On Thu, Sep 21, 2006 at 08:29:11AM -0700, Carl Banks wrote:
> 
> [EMAIL PROTECTED] wrote:
> > itertools.count docs say:
> > Does not currently support python long integers.
> > Note, count() does not check for overflow and will return negative
> > numbers after exceeding sys.maxint.
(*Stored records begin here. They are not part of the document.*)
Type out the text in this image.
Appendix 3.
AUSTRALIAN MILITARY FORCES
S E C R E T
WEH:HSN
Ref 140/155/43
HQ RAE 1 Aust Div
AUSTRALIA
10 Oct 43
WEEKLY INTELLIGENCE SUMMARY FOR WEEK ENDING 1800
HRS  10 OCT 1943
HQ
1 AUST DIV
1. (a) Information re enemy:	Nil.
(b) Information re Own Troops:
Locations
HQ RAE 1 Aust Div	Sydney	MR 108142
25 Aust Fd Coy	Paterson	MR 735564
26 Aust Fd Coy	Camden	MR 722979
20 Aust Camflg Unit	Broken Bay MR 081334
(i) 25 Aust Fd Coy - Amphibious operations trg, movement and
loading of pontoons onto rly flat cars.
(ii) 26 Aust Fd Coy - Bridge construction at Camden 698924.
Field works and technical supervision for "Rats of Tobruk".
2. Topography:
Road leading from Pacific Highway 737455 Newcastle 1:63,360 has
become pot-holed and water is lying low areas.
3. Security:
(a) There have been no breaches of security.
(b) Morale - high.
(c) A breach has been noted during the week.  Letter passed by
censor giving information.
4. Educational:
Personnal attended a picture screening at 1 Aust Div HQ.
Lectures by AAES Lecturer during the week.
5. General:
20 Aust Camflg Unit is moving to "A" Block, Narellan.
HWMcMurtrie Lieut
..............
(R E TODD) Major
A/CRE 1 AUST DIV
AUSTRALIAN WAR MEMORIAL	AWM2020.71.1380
This behavior may change in the
> > future.
> >
> > But it seems it doesn't support negative numbers too:
> >
> > >>> from itertools import count, islice
> > >>> list(islice(count(), 0, 5))
> > [0, 1, 2, 3, 4]
> > >>> list(islice(count(10), 0, 5))
> > [10, 11, 12, 13, 14]
> > >>> list(islice(count(-3), 0, 5))
> > [4294967293L, 4294967294L, 4294967295L, 0, 1]
> > >>> def count2(n=0):
> > ...     while True:
> > ...         yield n
> > ...         n += 1
> > ...
> > >>> list(islice(count2(-3), 0, 5))
> > [-3, -2, -1, 0, 1]
> >
> > If this isn't a bug, then maybe docs can tell about this too.
> 
> Seems like a regression to me.  itertools was documented as taking a
> sequence of integers, not necessarily positive integers.  It worked on
> Python 2.4.
> 
> Looking at the source (from 2.5 rc2), it looks like they accidentally
> used PyInt_FromSize_t rather than PyInt_FromSSize_t in the count
> iterator.  size_t is unsigned, of course, hence the large negative
> numbers.
> 

Nuts, that was me.  I'll fix and add some tests.